Ugg boots—and its parent company, Deckers — had a similar issue after Oprah Winfrey put the boots on her 2001 list of “Favorite Things.” Over the next four years, Ugg sales soared from $19 million to $102 million. In December 2003, the Chicago Sun-Times reported that they were sold out until the following April and were going for as much as $500 on eBay. (L.L. Bean boots can currently be had for about $250 on eBay, or two and a half times their original price). German-made Birkenstocks couldn’t keep up in summer 2014, except they claimed they were purposely limiting certain styles. “We’ll say to retailers, ‘We have production constraints’…wink wink ,” David Kahan, chief executive officer of Birkenstock’s American division, told Bloomberg Businessweek in June.

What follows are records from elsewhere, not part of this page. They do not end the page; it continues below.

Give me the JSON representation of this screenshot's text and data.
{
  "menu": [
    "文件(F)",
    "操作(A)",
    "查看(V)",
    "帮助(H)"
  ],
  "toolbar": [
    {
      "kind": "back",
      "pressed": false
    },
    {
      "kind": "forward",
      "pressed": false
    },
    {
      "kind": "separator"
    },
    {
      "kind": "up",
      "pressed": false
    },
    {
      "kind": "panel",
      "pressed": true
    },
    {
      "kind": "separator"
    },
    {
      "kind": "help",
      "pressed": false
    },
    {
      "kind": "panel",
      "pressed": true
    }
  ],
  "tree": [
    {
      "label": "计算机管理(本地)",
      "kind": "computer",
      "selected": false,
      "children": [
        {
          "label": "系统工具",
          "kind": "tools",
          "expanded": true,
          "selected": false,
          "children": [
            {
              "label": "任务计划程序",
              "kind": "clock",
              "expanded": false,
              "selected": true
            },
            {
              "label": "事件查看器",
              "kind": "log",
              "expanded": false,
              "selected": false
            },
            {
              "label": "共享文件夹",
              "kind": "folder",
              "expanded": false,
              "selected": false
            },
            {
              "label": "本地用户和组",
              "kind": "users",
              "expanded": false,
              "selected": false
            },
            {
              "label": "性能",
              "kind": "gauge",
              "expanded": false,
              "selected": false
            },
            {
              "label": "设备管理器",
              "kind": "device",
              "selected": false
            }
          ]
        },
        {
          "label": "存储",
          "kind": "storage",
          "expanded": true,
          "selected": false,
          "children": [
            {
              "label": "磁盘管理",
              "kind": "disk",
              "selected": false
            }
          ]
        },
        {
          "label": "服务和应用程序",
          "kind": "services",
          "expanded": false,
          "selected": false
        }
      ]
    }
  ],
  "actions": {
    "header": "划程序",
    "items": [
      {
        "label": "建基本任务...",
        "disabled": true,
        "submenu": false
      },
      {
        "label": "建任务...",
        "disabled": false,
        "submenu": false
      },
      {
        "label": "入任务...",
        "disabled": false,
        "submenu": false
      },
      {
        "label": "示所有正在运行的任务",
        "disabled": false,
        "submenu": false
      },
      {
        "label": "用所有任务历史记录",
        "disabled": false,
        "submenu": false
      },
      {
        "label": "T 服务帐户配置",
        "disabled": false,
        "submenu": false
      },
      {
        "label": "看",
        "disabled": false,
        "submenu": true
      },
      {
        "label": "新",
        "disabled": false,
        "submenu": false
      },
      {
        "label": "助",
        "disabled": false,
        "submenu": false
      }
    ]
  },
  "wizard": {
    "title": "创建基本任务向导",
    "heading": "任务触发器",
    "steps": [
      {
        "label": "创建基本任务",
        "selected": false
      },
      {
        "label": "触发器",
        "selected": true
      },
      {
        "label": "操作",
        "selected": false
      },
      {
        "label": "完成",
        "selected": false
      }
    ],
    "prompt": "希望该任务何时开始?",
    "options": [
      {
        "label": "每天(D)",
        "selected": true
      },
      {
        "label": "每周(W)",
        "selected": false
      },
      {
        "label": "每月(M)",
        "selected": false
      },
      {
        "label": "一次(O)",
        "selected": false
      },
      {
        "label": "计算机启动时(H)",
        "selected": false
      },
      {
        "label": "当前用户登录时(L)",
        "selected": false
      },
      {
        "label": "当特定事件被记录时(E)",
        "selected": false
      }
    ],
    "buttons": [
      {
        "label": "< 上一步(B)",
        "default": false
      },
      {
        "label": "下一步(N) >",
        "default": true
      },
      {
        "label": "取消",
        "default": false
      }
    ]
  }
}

In a few years, or even by next winter, it’s likely the L.L. Bean boot trend will dissipate and people will have moved on to, say, reindeer-skinned Eskimo mulaks. But if the company’s experience is the same as Hush Puppies’ or Uggs’, the company will be better off after this crisis. Thirteen years after Oprah first plugged them, Ugg sales are still strong; the company has since expanded into all-season footwear and accessories, capitalizing on increased name recognition, celebrity customers, and millions of devoted customers for whom puffy boots were just a gateway drug into the brand. Hush Puppies didn’t expand quite as rapidly, but “we had a bigger customer base to build off of,” says Lewis. “It left us in a much better place.”
Back at L.L. Bean, McKeever says he’s already seen a spike in sales of wool coats.